Face à la montée des menaces en provenance de la Chine, de la Corée du Nord et de la Russie, le gouvernement de Takaichi prévoit également de réviser cette année les principales stratégies de sécurité et de défense du Japon.
Les difficultés économiques au premier plan
Aussi importantes que soient les questions de défense, c’est avant tout sur le terrain économique que Takaichi sera jugée par l’opinion publique.
Les Japonais s’inquiètent de plus en plus de la hausse de l’inflation et de la stagnation des salaires, qui entraînent une baisse du niveau de vie.
Un exemple frappant illustre cette situation : le prix du riz a doublé depuis 2024, atteignant un nouveau record le mois dernier.
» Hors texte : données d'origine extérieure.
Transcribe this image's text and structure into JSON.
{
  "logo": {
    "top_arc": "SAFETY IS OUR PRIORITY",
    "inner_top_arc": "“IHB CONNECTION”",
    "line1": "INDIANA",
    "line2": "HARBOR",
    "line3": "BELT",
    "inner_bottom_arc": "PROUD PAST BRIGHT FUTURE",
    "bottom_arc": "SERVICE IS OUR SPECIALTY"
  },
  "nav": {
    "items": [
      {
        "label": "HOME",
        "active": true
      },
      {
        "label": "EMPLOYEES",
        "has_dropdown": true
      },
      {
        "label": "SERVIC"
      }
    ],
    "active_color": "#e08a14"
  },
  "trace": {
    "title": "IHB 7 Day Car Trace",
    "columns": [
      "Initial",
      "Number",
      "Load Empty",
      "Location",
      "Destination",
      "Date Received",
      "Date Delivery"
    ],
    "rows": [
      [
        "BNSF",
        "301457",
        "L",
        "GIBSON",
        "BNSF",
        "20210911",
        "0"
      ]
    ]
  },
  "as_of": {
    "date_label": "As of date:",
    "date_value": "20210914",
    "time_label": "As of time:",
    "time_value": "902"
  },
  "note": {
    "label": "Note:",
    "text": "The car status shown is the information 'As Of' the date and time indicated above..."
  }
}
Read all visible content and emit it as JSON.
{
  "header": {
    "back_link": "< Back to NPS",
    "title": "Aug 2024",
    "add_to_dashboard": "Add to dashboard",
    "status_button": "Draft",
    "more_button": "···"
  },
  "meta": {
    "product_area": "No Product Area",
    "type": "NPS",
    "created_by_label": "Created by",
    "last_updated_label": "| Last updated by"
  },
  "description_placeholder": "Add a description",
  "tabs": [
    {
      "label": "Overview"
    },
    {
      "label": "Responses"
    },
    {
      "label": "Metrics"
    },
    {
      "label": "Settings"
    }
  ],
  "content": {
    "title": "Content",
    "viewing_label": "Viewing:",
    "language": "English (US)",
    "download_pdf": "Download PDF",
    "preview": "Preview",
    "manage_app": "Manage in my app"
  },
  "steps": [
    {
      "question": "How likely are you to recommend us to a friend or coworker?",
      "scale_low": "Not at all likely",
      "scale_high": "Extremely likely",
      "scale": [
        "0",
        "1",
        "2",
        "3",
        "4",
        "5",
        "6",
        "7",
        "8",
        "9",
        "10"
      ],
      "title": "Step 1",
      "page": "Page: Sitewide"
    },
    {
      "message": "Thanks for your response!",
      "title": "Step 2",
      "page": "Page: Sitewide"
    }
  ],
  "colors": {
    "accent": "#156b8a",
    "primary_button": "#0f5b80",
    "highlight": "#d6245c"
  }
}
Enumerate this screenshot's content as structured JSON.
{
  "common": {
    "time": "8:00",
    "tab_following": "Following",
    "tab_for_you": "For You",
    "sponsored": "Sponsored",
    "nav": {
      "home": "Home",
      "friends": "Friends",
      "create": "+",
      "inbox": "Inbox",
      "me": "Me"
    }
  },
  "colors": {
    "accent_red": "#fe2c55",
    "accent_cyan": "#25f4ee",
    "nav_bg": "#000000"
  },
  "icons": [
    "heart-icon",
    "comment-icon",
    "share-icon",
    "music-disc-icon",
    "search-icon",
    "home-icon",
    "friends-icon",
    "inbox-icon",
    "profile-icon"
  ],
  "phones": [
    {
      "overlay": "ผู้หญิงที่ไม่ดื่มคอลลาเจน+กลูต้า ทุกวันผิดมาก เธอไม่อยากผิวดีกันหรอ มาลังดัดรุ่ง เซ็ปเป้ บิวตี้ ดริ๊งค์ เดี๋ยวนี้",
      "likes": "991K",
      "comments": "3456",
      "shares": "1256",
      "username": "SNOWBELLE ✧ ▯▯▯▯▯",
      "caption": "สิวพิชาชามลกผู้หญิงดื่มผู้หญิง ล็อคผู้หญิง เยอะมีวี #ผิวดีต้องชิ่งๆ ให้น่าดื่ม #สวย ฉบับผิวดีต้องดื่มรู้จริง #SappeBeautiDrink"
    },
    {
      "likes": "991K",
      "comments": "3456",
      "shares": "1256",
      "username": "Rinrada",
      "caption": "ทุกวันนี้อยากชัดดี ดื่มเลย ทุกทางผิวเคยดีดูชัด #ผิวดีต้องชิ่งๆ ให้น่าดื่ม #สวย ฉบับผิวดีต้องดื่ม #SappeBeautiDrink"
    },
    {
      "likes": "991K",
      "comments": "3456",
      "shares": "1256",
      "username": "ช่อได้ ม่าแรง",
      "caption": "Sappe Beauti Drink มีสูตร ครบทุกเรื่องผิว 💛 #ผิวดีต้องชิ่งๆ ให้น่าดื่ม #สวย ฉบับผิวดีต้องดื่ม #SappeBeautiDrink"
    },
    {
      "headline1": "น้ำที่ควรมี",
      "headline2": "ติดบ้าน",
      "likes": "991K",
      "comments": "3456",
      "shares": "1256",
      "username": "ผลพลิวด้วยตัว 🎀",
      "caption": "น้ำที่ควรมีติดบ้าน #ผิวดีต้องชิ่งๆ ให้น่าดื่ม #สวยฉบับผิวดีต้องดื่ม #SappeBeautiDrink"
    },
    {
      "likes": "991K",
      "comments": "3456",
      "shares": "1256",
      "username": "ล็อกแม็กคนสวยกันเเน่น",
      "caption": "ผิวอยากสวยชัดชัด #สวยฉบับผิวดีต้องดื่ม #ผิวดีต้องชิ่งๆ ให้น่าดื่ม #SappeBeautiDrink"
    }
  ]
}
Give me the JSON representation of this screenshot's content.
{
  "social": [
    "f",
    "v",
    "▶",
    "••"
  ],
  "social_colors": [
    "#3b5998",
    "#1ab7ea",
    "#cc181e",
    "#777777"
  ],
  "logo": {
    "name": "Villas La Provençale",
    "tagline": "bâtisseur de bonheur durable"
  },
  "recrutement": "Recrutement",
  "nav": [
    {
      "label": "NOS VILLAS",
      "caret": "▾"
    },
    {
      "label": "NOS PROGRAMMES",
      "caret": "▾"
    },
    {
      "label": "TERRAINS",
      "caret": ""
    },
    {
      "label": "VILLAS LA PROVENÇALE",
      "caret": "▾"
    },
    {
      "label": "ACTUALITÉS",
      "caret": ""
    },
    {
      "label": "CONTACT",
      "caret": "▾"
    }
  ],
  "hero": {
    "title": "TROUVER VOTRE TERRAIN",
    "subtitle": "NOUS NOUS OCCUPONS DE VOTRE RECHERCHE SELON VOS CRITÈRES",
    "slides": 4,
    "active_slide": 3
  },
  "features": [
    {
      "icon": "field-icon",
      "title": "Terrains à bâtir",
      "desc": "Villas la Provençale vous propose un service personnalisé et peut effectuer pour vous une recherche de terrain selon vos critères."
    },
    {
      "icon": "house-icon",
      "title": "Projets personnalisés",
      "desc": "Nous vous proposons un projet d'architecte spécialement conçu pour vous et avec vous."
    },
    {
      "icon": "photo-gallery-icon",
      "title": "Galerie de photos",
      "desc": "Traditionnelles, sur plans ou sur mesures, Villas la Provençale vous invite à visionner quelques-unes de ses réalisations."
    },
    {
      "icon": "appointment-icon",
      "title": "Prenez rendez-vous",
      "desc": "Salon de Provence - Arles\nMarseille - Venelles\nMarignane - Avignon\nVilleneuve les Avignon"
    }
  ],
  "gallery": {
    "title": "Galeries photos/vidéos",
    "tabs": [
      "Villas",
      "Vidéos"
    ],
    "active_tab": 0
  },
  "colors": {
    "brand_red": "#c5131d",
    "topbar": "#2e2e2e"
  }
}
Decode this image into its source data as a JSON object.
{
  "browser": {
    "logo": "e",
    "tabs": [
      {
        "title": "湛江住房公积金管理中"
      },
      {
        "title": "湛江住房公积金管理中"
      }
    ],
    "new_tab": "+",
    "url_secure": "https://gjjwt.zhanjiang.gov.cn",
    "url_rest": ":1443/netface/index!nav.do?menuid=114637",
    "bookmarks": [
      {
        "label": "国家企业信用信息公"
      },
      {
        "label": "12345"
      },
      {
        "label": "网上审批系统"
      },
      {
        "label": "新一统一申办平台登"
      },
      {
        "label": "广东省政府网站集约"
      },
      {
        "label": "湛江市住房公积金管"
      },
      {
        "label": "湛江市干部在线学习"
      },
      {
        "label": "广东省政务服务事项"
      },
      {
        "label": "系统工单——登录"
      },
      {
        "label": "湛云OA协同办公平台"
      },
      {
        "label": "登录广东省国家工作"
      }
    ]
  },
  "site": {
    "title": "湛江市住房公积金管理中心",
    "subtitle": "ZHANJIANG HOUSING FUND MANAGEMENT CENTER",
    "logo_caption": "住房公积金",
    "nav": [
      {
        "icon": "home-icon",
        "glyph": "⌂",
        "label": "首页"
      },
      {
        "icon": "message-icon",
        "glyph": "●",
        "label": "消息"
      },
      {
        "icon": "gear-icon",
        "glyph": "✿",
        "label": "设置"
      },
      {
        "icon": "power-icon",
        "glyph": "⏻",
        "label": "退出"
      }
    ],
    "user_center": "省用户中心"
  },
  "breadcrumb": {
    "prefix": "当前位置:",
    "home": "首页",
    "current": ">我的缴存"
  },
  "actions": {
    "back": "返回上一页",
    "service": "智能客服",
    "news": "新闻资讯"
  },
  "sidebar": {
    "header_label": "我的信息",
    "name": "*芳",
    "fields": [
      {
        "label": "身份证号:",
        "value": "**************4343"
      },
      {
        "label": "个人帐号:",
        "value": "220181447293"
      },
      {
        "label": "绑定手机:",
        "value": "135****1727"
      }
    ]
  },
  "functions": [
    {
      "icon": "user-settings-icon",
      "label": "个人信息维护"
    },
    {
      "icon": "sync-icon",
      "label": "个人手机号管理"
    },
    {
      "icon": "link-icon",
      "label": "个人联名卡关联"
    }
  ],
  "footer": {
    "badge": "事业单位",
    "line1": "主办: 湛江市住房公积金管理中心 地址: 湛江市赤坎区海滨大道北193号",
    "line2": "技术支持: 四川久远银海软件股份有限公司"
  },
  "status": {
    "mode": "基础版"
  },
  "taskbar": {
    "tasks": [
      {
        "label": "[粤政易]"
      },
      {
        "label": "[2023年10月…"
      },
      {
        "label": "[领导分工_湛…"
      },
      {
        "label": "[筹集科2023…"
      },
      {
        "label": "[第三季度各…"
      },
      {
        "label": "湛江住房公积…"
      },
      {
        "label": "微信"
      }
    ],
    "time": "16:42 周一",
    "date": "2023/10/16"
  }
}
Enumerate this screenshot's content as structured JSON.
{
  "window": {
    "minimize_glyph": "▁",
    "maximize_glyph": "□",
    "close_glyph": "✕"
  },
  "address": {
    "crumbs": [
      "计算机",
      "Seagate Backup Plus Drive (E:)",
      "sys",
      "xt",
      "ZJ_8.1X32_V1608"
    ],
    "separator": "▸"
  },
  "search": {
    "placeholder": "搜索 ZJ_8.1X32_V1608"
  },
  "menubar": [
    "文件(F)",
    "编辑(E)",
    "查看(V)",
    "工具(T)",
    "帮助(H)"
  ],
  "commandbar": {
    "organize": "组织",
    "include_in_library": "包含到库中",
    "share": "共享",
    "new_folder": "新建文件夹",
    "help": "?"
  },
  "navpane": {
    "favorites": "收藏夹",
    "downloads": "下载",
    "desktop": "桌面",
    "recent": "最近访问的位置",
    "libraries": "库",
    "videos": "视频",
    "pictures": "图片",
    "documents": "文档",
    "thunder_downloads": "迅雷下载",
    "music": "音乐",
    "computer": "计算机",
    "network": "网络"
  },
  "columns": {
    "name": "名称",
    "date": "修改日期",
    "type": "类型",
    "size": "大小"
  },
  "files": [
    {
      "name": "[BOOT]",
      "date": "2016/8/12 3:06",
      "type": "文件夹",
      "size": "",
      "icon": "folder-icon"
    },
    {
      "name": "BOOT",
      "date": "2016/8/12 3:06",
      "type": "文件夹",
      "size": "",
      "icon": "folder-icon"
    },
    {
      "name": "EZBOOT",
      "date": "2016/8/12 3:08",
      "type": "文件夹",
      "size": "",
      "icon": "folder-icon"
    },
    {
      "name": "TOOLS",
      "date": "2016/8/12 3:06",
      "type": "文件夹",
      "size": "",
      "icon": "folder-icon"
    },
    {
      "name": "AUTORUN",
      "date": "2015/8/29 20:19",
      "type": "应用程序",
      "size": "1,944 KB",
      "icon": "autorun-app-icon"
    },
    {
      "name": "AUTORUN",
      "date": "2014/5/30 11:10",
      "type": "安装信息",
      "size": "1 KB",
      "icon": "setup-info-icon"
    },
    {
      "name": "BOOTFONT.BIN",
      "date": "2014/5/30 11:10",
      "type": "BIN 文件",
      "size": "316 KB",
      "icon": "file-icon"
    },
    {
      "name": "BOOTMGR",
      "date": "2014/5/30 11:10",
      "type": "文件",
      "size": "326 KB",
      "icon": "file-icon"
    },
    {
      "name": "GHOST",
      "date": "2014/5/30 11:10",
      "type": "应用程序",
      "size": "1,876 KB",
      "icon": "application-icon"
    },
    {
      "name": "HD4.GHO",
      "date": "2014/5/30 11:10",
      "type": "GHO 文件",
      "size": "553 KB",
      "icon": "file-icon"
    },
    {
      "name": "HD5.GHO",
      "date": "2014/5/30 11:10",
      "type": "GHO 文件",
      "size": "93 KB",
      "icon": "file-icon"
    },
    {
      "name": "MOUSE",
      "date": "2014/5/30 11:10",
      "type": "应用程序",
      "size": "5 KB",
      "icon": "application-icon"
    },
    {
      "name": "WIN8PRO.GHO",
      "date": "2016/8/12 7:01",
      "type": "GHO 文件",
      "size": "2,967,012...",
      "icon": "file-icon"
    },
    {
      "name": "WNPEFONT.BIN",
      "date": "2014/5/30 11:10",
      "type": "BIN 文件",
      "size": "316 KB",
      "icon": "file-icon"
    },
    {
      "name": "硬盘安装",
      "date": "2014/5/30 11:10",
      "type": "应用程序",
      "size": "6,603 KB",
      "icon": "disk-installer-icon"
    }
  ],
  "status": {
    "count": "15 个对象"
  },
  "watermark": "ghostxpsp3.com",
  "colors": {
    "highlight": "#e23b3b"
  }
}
La colère suscitée par cette flambée des prix avait même conduit à la chute du ministre de l’Agriculture l’an dernier.
L’inflation dépasse l’objectif de 2 % fixé par la Banque du Japon depuis 45 mois consécutifs. Et si les salaires nominaux ont récemment progressé, les revenus réels diminuent depuis quatre ans.
Takaichi a fait de la lutte contre le coût de la vie une priorité. Elle s’est engagée à suspendre pendant deux ans la taxe alimentaire de 8 %. L’an dernier, son gouvernement a également annoncé un plan de relance massif de 135 milliards de dollars américains, comprenant notamment des subventions pour les factures d’électricité et de gaz.
Ces mesures devraient toutefois creuser le déficit budgétaire, aggravant encore un niveau de dette publique déjà extrêmement élevé.
Le mois dernier, les prix des obligations d’État japonaises se sont effondrés après l’annonce des élections anticipées par Takaichi, les marchés anticipant qu’une victoire du PLD conduirait à une politique budgétaire plus souple et à un endettement accru.
La Banque du Japon est peu susceptible d’intervenir pour soutenir le marché obligataire lors d’une éventuelle crise future, ce qui exposerait le gouvernement à des coûts d’emprunt plus élevés et alourdirait encore la dette publique.
Le Japon est également confronté à des défis majeurs liés au déclin de sa population et de sa main-d’œuvre.
Il est encore trop tôt pour savoir si Takaichi détient les réponses à ces problèmes. Mais elle dispose désormais du pouvoir, de l’autorité et de la liberté nécessaires pour mener résolument son programme politique. Il lui faudra maintenant apporter les changements que l’électorat attend.